Several organism- and process-specific genes are biomarkers which can be used to monitor reductive dechlorination. Whereas the presence of reductive dehalogenase genes provides a measure of potential reductive dechlorination, the presence of reductive dehalogenase proteins can provide information about actual reductive dechlorination activity. The objectives of this project are to demonstrate that (1) quantitative proteomics measures reductive dehalogenase proteins over a wide range of Dehalococcoides (Dhc) cell densities and (2) reductive dehalogenase protein abundances correlate with in situ reductive dechlorination rates. This webinar will describe how reductive dehalogenase biomarker abundances and reductive dechlorination rates were quantified and correlated in a series of laboratory microcosms established with aquifer material from a chlorinated solvent-contaminated aquifer. Further, the potential utility of this reductive dechlorination rate estimation approach for application at sites undergoing monitored natural attenuation and active bioremediation will be discussed.

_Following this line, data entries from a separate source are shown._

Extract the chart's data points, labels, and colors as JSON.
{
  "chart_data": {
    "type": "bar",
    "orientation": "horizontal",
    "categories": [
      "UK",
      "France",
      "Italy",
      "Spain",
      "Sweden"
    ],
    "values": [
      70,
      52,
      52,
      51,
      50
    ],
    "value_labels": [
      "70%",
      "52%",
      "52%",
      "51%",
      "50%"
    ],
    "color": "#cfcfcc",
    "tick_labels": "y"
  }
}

is an associate professor in the Department of Civil and Environmental Engineering at Michigan State University in East Lansing, Michigan. Alison’s current area of research focuses on the use of molecular methods to quantify microorganisms involved in contaminant biodegradation. Alison has served as the Principal Investigator on several grants to examine microbial communities associated with the biodegradation of 1,4-dioxane, RDX, chlorinated solvents and pharmaceuticals methods using methods such as quantitative PCR, stable isotope probing and high throughput sequencing. She has authored more than 50 peer-reviewed research papers and conference proceedings, including several on the chlorinated solvents. Alison earned a bachelor’s degree in environmental sciences from the University of East Anglia in England (1997), a master’s degree (1999) in natural resources and environmental sciences from the University of Illinois and a doctoral degree (2003) in environmental engineering and Science from Stanford University.

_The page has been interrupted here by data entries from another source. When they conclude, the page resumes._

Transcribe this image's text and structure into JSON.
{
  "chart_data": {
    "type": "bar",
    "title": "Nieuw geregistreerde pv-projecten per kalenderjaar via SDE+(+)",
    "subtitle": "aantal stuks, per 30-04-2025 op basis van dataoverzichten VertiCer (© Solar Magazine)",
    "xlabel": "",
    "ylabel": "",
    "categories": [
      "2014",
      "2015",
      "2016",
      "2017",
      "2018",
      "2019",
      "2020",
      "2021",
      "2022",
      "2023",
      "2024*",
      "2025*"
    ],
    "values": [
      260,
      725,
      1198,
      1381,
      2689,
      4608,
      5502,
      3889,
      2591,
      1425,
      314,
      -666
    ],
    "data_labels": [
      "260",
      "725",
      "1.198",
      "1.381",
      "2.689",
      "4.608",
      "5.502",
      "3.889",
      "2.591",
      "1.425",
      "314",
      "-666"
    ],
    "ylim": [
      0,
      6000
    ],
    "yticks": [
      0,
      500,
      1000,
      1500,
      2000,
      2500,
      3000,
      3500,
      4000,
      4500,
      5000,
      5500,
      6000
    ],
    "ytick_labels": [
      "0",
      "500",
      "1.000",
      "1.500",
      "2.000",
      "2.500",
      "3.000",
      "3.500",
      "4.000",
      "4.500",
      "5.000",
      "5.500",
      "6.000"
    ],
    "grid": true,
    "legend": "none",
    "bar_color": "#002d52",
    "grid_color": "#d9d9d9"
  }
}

Dr. Mandy Michalsen is a research engineer with the U.S. Army Engineer Research Development Center (ERDC) in Seattle, Washington. Mandy’s current research areas focus on novel applications of groundwater remediation technologies to accelerate cleanup of explosives- and chlorinated solvent-contaminated aquifers, and polymeric samplers for measuring freely-dissolved contaminants in sediment porewater. Since joining U.S. Army Corps of Enginners (USACE) in 2008, Mandy has served as Principal Investigator and lead engineer on field-scale technology demonstrations and full-scale groundwater remedy optimization projects, resulting in multiple peer-reviewed research papers. She received her bachelor’s degree in civil engineering from University of Iowa, and both her master’s and doctoral degrees in civil engineering from Oregon State University. Prior to joining ERDC in November 2014, Mandy was chief of soils at the USACE Seattle District.

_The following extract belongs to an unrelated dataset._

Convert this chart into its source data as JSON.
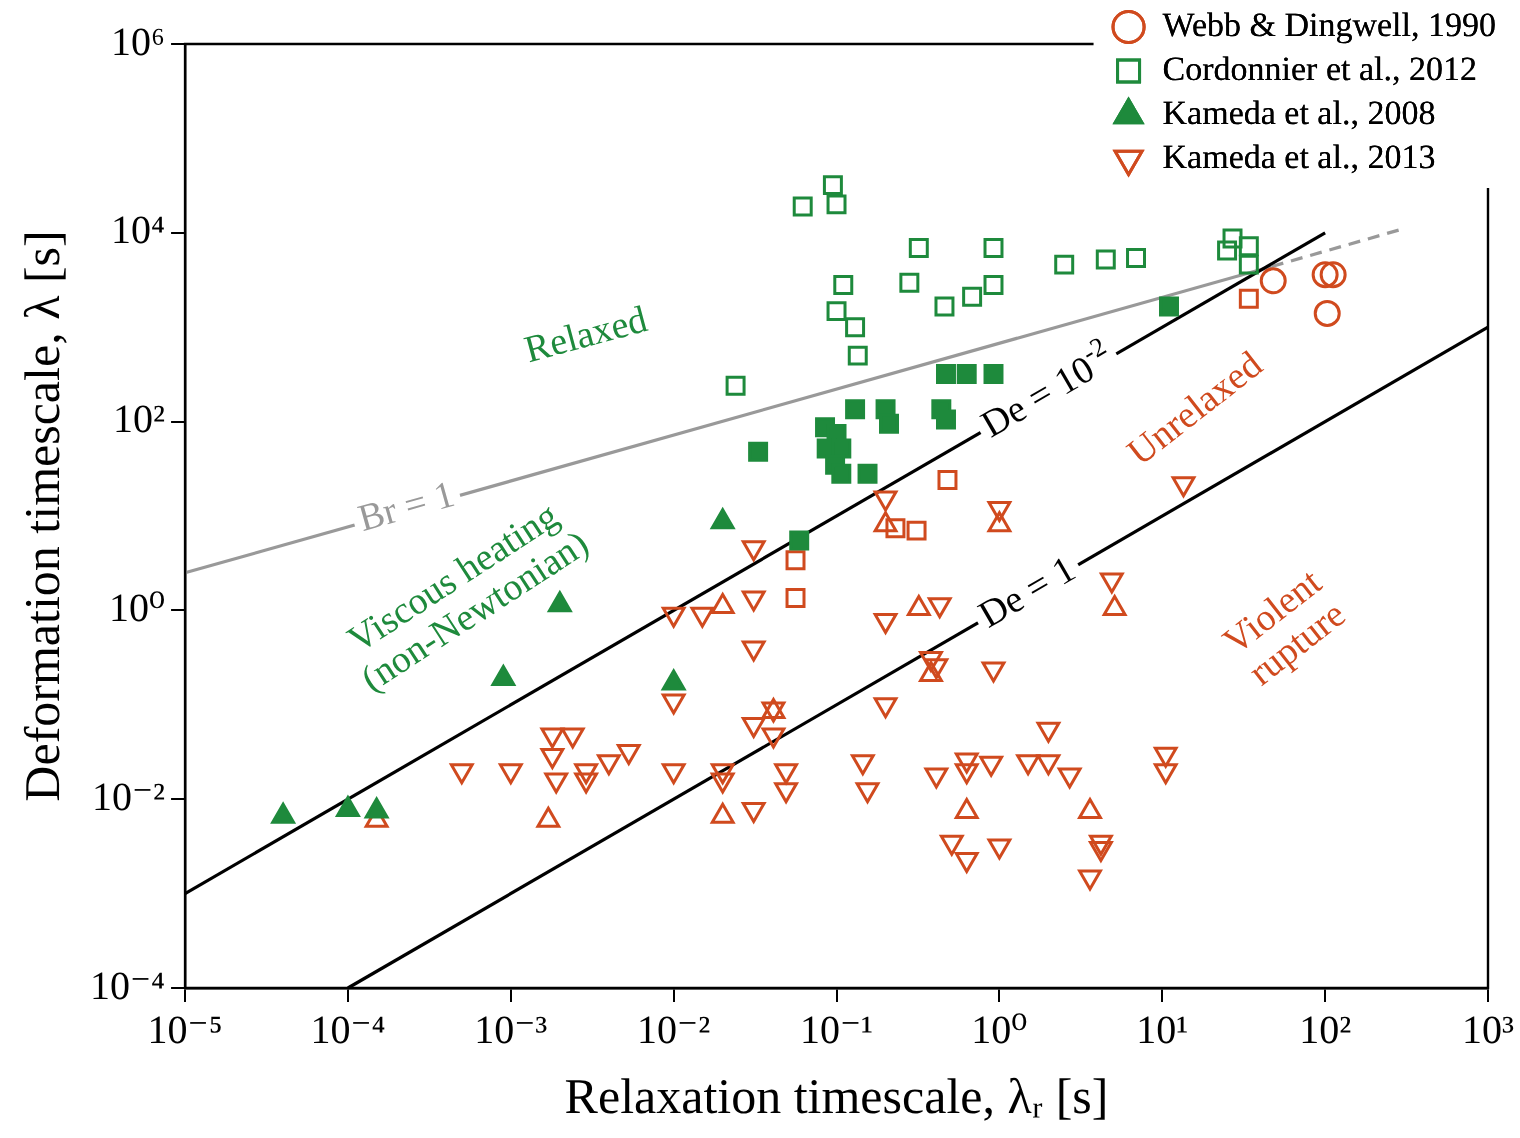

Dr. Kate Kucharzyk is a principal research scientist with Battelle Memorial Institute in Columbus, Ohio. Since joining Battelle in 2014, Kate has served as a Principal Investigator on projects focusing on applying and monitoring bioremediation processes in contaminated sites. With detailed knowledge of molecular biological tools and experience in assessment of remediation technologies, Kate is currently a Principal Investigator at Battelle’s Chemical, Biological, Radiological, Nuclear, and Explosives (CBRNE) Advanced Omics BU aiding in study design, assay selection, and result interpretation. Her project experience and fields of expertise include soil, groundwater and sediment remediation, biochemical basis of bioremediation of munition constituents and omic technologies in performance monitoring. She has reviewed and interpreted data for optimization of remedial technologies and geochemical and biological characterization of contaminated sites. She received her master’s degree in biochemistry from Maria Curie University in Poland and a doctoral degree in environmental microbiology from the University of Idaho.